We are working on extracting attributes (brand, shape, color etc) from raw product descriptions. The text is short and noisy and highly contextual and the labeling of attributes for training ML models is costly. I discuss how we build a deep sequence CNN-BiLSTM-CRF model in Pytorch to extract attributes from noisy text with minimum labeling using an active learning approach.
At Clustr, I am working on converting raw product data available with SMEs to structured catalog. One of the key tasks of building catalogue is extracting attributes from raw product titles. Typical attributes include Brands, Color, Shape, measurement etc. Product titles are usually very short text describing the product without any significant grammar. The titles are very dependent on the user which generates very noisy text with abbreviations, spelling mistakes, omiitted text, improper spaces, transliteration etc. The additional challenge is availability of labeled data to train a machine learning model on this. The product data we receive is not labeled and labeling is a costly excercise. I show how we built a deep sequence model with CNN, BiLSTM and CRF architecture and tuned it using active learning methods for this task.
I will discuss various deep sequence models combined with conditional random fields to label attributes from such text and outline pros and cons of different architectures.
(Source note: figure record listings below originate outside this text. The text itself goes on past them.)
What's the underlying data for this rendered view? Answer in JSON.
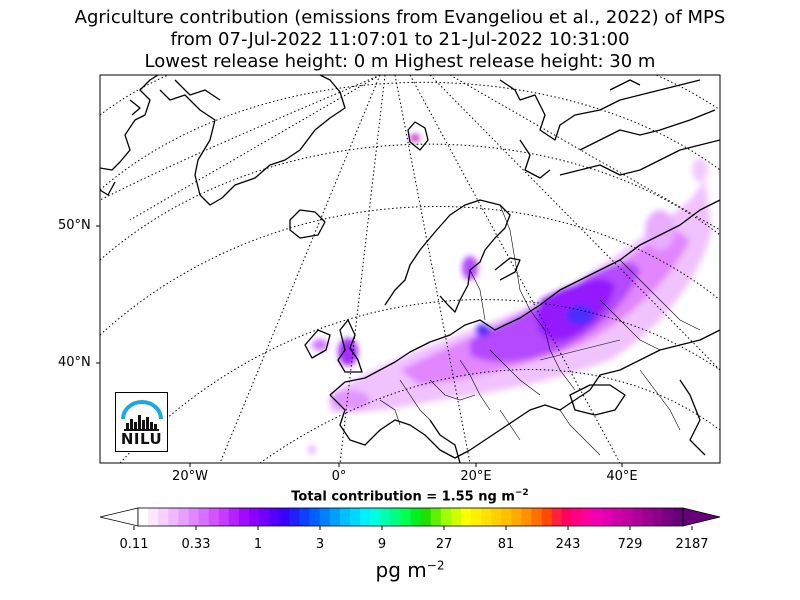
{
  "title": {
    "line1": "Agriculture contribution (emissions from Evangeliou et al., 2022) of MPS",
    "line2": "from 07-Jul-2022 11:07:01 to 21-Jul-2022 10:31:00",
    "line3": "Lowest release height: 0 m      Highest release height: 30 m"
  },
  "map": {
    "lat_labels": [
      "50°N",
      "40°N"
    ],
    "lon_labels": [
      "20°W",
      "0°",
      "20°E",
      "40°E"
    ],
    "graticule": "dotted",
    "colors": {
      "coast": "#000000",
      "borders": "#000000",
      "plume_low": "#e08cff",
      "plume_mid": "#a000ff",
      "plume_high": "#3c1cff"
    }
  },
  "total": {
    "prefix": "Total contribution = 1.55 ng m",
    "exp": "−2"
  },
  "colorbar": {
    "tick_labels": [
      "0.11",
      "0.33",
      "1",
      "3",
      "9",
      "27",
      "81",
      "243",
      "729",
      "2187"
    ],
    "unit": "pg m",
    "unit_exp": "−2",
    "colors": [
      "#ffffff",
      "#fbe8ff",
      "#f6d0ff",
      "#efb8ff",
      "#e8a0ff",
      "#e088ff",
      "#d870ff",
      "#d055ff",
      "#c53cff",
      "#b422ff",
      "#a00aff",
      "#8a00ff",
      "#7000ff",
      "#5500ff",
      "#3a00ff",
      "#2020ff",
      "#1040ff",
      "#0060ff",
      "#0080ff",
      "#00a0ff",
      "#00c0ff",
      "#00d8ff",
      "#00f0ff",
      "#00ffe0",
      "#00ffb0",
      "#00ff80",
      "#00ff50",
      "#00f020",
      "#20e000",
      "#60f000",
      "#a0ff00",
      "#d0ff00",
      "#ffff00",
      "#fff000",
      "#ffe000",
      "#ffd000",
      "#ffc000",
      "#ffaa00",
      "#ff9000",
      "#ff7000",
      "#ff4800",
      "#ff2040",
      "#ff0060",
      "#ff0080",
      "#ff00a0",
      "#f000b0",
      "#e000b0",
      "#d000a8",
      "#c000a0",
      "#ae0098",
      "#9c0090",
      "#8a0088",
      "#780080",
      "#660078"
    ]
  },
  "logo": {
    "text": "NILU",
    "arc_color": "#1aa8e0"
  }
}
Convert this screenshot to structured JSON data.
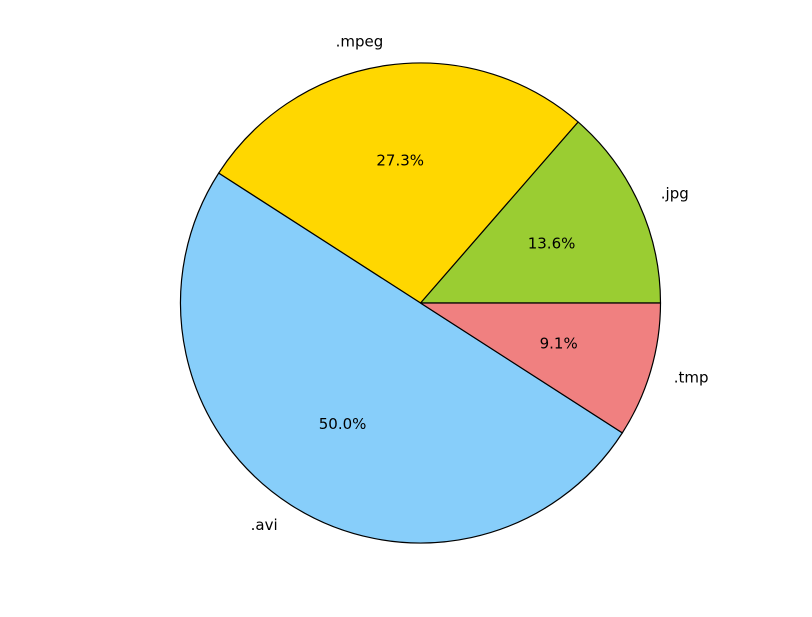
{
  "chart_data": {
    "type": "pie",
    "title": "",
    "categories": [
      ".jpg",
      ".mpeg",
      ".avi",
      ".tmp"
    ],
    "values": [
      13.6,
      27.3,
      50.0,
      9.1
    ],
    "pct_labels": [
      "13.6%",
      "27.3%",
      "50.0%",
      "9.1%"
    ],
    "colors": [
      "#9acd32",
      "#ffd700",
      "#87cefa",
      "#f08080"
    ],
    "start_angle_deg": 0,
    "direction": "counterclockwise",
    "edge_color": "#000000"
  }
}
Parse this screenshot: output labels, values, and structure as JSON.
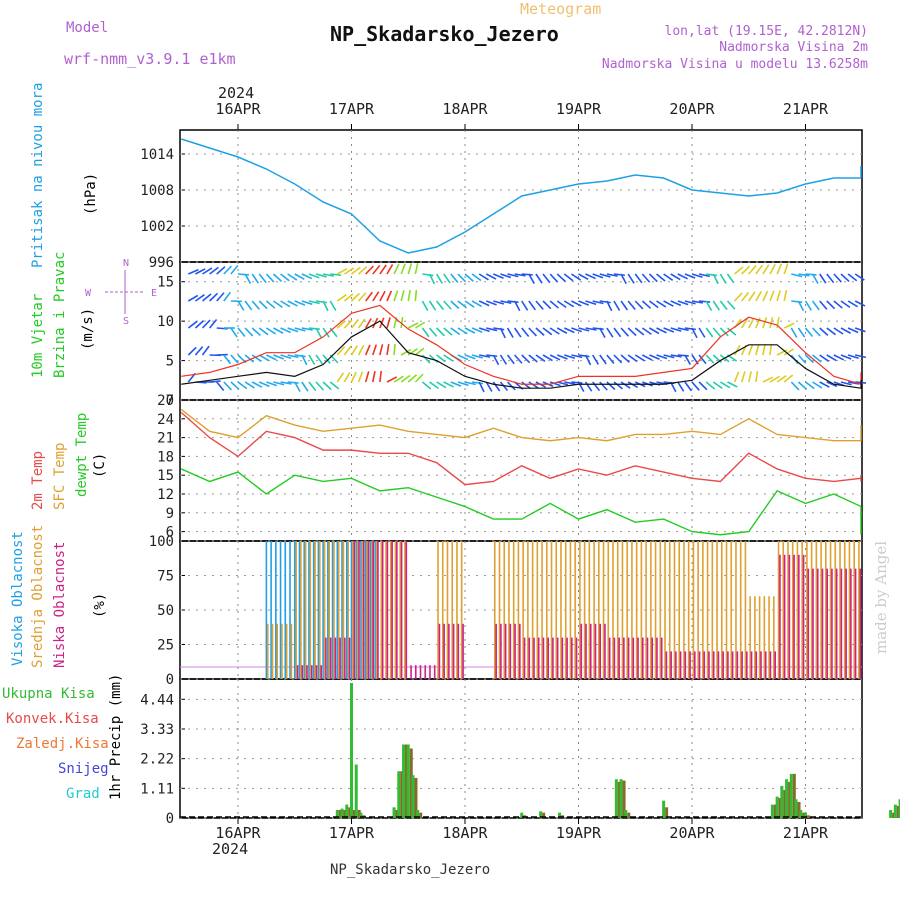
{
  "header": {
    "model_label": "Model",
    "model_value": "wrf-nmm_v3.9.1  e1km",
    "meteogram_label": "Meteogram",
    "station_title": "NP_Skadarsko_Jezero",
    "lonlat": "lon,lat (19.15E, 42.2812N)",
    "elevation": "Nadmorska Visina 2m",
    "model_elevation": "Nadmorska Visina u modelu 13.6258m",
    "footer_station": "NP_Skadarsko_Jezero",
    "watermark": "made by Angel"
  },
  "colors": {
    "pressure": "#1ea0e6",
    "temp2m": "#e84a4a",
    "sfc_temp": "#e0a030",
    "dewpt": "#22cc22",
    "high_cloud": "#1ea0e6",
    "mid_cloud": "#e0a030",
    "low_cloud": "#cc2288",
    "total_precip": "#33bb33",
    "conv_precip": "#e84a4a",
    "frozen_precip": "#ee7733",
    "snow": "#4444dd",
    "graupel": "#22cccc",
    "title_purple": "#b060d0",
    "title_orange": "#f0c070"
  },
  "axes": {
    "year": "2024",
    "days": [
      "16APR",
      "17APR",
      "18APR",
      "19APR",
      "20APR",
      "21APR"
    ]
  },
  "chart_data": [
    {
      "type": "line",
      "name": "pressure",
      "ylabel_1": "Pritisak na nivou mora",
      "ylabel_2": "(hPa)",
      "yticks": [
        "1014",
        "1008",
        "1002",
        "996"
      ],
      "ylim": [
        996,
        1018
      ],
      "x_unit": "hours from 16APR 00UTC",
      "x": [
        -12,
        -6,
        0,
        6,
        12,
        18,
        24,
        30,
        36,
        42,
        48,
        54,
        60,
        66,
        72,
        78,
        84,
        90,
        96,
        102,
        108,
        114,
        120,
        126,
        132,
        138,
        144
      ],
      "series": [
        {
          "values": [
            1016.5,
            1015.0,
            1013.5,
            1011.5,
            1009.0,
            1006.0,
            1004.0,
            999.5,
            997.5,
            998.5,
            1001.0,
            1004.0,
            1007.0,
            1008.0,
            1009.0,
            1009.5,
            1010.5,
            1010.0,
            1008.0,
            1007.5,
            1007.0,
            1007.5,
            1009.0,
            1010.0,
            1010.0,
            1011.0,
            1012.0
          ]
        }
      ]
    },
    {
      "type": "line",
      "name": "wind",
      "ylabel_1": "10m Vjetar",
      "ylabel_2": "Brzina i Pravac",
      "ylabel_3": "(m/s)",
      "compass": {
        "n": "N",
        "s": "S",
        "e": "E",
        "w": "W"
      },
      "yticks": [
        "15",
        "10",
        "5",
        "0"
      ],
      "ylim": [
        0,
        17.5
      ],
      "x_unit": "hours from 16APR 00UTC",
      "x": [
        -12,
        -6,
        0,
        6,
        12,
        18,
        24,
        30,
        36,
        42,
        48,
        54,
        60,
        66,
        72,
        78,
        84,
        90,
        96,
        102,
        108,
        114,
        120,
        126,
        132,
        138,
        144
      ],
      "series": [
        {
          "name": "speed",
          "values": [
            2.0,
            2.5,
            3.0,
            3.5,
            3.0,
            4.5,
            8.0,
            10.0,
            6.0,
            5.0,
            3.0,
            2.0,
            1.5,
            1.5,
            2.0,
            2.0,
            2.0,
            2.0,
            2.5,
            5.0,
            7.0,
            7.0,
            4.0,
            2.0,
            1.5,
            2.0,
            2.5
          ]
        },
        {
          "name": "gust",
          "values": [
            3.0,
            3.5,
            4.5,
            6.0,
            6.0,
            8.0,
            11.0,
            12.0,
            9.0,
            7.0,
            4.5,
            3.0,
            2.0,
            2.0,
            3.0,
            3.0,
            3.0,
            3.5,
            4.0,
            8.0,
            10.5,
            9.5,
            6.0,
            3.0,
            2.0,
            3.0,
            3.5
          ]
        }
      ]
    },
    {
      "type": "line",
      "name": "temperature",
      "ylabel_1": "2m Temp",
      "ylabel_2": "SFC Temp",
      "ylabel_3": "dewpt Temp",
      "ylabel_4": "(C)",
      "yticks": [
        "27",
        "24",
        "21",
        "18",
        "15",
        "12",
        "9",
        "6"
      ],
      "ylim": [
        4.5,
        27
      ],
      "x_unit": "hours from 16APR 00UTC",
      "x": [
        -12,
        -6,
        0,
        6,
        12,
        18,
        24,
        30,
        36,
        42,
        48,
        54,
        60,
        66,
        72,
        78,
        84,
        90,
        96,
        102,
        108,
        114,
        120,
        126,
        132,
        138,
        144
      ],
      "series": [
        {
          "name": "2m Temp",
          "values": [
            25.0,
            21.0,
            18.0,
            22.0,
            21.0,
            19.0,
            19.0,
            18.5,
            18.5,
            17.0,
            13.5,
            14.0,
            16.5,
            14.5,
            16.0,
            15.0,
            16.5,
            15.5,
            14.5,
            14.0,
            18.5,
            16.0,
            14.5,
            14.0,
            14.5,
            14.0,
            15.0
          ]
        },
        {
          "name": "SFC Temp",
          "values": [
            25.5,
            22.0,
            21.0,
            24.5,
            23.0,
            22.0,
            22.5,
            23.0,
            22.0,
            21.5,
            21.0,
            22.5,
            21.0,
            20.5,
            21.0,
            20.5,
            21.5,
            21.5,
            22.0,
            21.5,
            24.0,
            21.5,
            21.0,
            20.5,
            20.5,
            21.5,
            23.0
          ]
        },
        {
          "name": "dewpt Temp",
          "values": [
            16.0,
            14.0,
            15.5,
            12.0,
            15.0,
            14.0,
            14.5,
            12.5,
            13.0,
            11.5,
            10.0,
            8.0,
            8.0,
            10.5,
            8.0,
            9.5,
            7.5,
            8.0,
            6.0,
            5.5,
            6.0,
            12.5,
            10.5,
            12.0,
            10.0,
            8.0,
            5.5
          ]
        }
      ]
    },
    {
      "type": "bar",
      "name": "cloud_cover",
      "ylabel_1": "Visoka Oblacnost",
      "ylabel_2": "Srednja Oblacnost",
      "ylabel_3": "Niska Oblacnost",
      "ylabel_4": "(%)",
      "yticks": [
        "100",
        "75",
        "50",
        "25",
        "0"
      ],
      "ylim": [
        0,
        100
      ],
      "x_unit": "hours from 16APR 00UTC",
      "x": [
        -12,
        -6,
        0,
        6,
        12,
        18,
        24,
        30,
        36,
        42,
        48,
        54,
        60,
        66,
        72,
        78,
        84,
        90,
        96,
        102,
        108,
        114,
        120,
        126,
        132,
        138,
        144
      ],
      "series": [
        {
          "name": "Visoka Oblacnost",
          "values": [
            0,
            0,
            0,
            100,
            100,
            100,
            100,
            0,
            0,
            0,
            0,
            0,
            0,
            0,
            0,
            0,
            0,
            0,
            0,
            0,
            0,
            0,
            0,
            0,
            0,
            0,
            0
          ]
        },
        {
          "name": "Srednja Oblacnost",
          "values": [
            0,
            0,
            0,
            40,
            100,
            100,
            100,
            100,
            0,
            100,
            0,
            100,
            100,
            100,
            100,
            100,
            100,
            100,
            100,
            100,
            60,
            100,
            100,
            100,
            100,
            100,
            100
          ]
        },
        {
          "name": "Niska Oblacnost",
          "values": [
            0,
            0,
            0,
            0,
            10,
            30,
            100,
            100,
            10,
            40,
            0,
            40,
            30,
            30,
            40,
            30,
            30,
            20,
            20,
            20,
            20,
            90,
            80,
            80,
            60,
            30,
            20
          ]
        }
      ]
    },
    {
      "type": "bar",
      "name": "precipitation",
      "legend": [
        "Ukupna Kisa",
        "Konvek.Kisa",
        "Zaledj.Kisa",
        "Snijeg",
        "Grad"
      ],
      "ylabel_1": "1hr Precip",
      "ylabel_2": "(mm)",
      "yticks": [
        "4.44",
        "3.33",
        "2.22",
        "1.11",
        "0"
      ],
      "ylim": [
        0,
        5.2
      ],
      "x_unit": "hours from 16APR 00UTC",
      "x": [
        21,
        22,
        23,
        24,
        25,
        26,
        33,
        34,
        35,
        36,
        37,
        38,
        60,
        64,
        68,
        80,
        81,
        82,
        90,
        113,
        114,
        115,
        116,
        117,
        118,
        119,
        120,
        138,
        139,
        140,
        141
      ],
      "series": [
        {
          "name": "Ukupna Kisa",
          "values": [
            0.3,
            0.35,
            0.5,
            5.05,
            2.0,
            0.2,
            0.4,
            1.75,
            2.75,
            2.75,
            1.6,
            0.3,
            0.2,
            0.25,
            0.2,
            1.45,
            1.45,
            0.3,
            0.65,
            0.5,
            0.8,
            1.2,
            1.45,
            1.65,
            0.7,
            0.3,
            0.2,
            0.3,
            0.5,
            0.7,
            0.6
          ]
        },
        {
          "name": "Konvek.Kisa",
          "values": [
            0.3,
            0.3,
            0.4,
            0.3,
            0.3,
            0.1,
            0.3,
            1.75,
            2.75,
            2.6,
            1.5,
            0.2,
            0.1,
            0.2,
            0.1,
            1.35,
            1.4,
            0.2,
            0.4,
            0.5,
            0.75,
            1.05,
            1.35,
            1.65,
            0.6,
            0.2,
            0.1,
            0.2,
            0.45,
            0.65,
            0.5
          ]
        }
      ]
    }
  ]
}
The model uses pretrained word embeddings. I will outtine some of the challenges of sparse tokens and noise while building our domain specific word embeddings. A key aspect of the problem is the lack of labeled data and high cost of getting this data. To minimize the cost of labeling I trained our model using an active learning approach. The active labeling requires sampling strategies such that minimum labeling can have maximum improvement in model performance. I implemented both model confidence based sampling and data coverage based sampling such that we are able to label examples which the model is least confident about and which are very different from the existing training examples. The active learning examples in a single training iteration were only about 1000 examples. Training models with such few examples required us to be very careful about overfitting in training. I will also talk about how I regularized the model.
To rapidly iterate in experiments I created an experimental setup which allowed rapid changes and traceability. It was challenging to measure the performance of the model and understand the limitations of the model. To do this more effectively, I tracked various metrics to measure the performance of the model including various metrics relevant to the Named Entity Tasks. These metrics were very informative in identifying the gaps in the model. I will discuss these in detail.
Overall this talk will provide audience a good in depth understanding of how deep sequence models are built in Pytorch for challenging information extraction tasks. They will understand the pros and cons of different architectures, things to keep in mind while tuning such deep models and how active learning is performed in deep sequence models.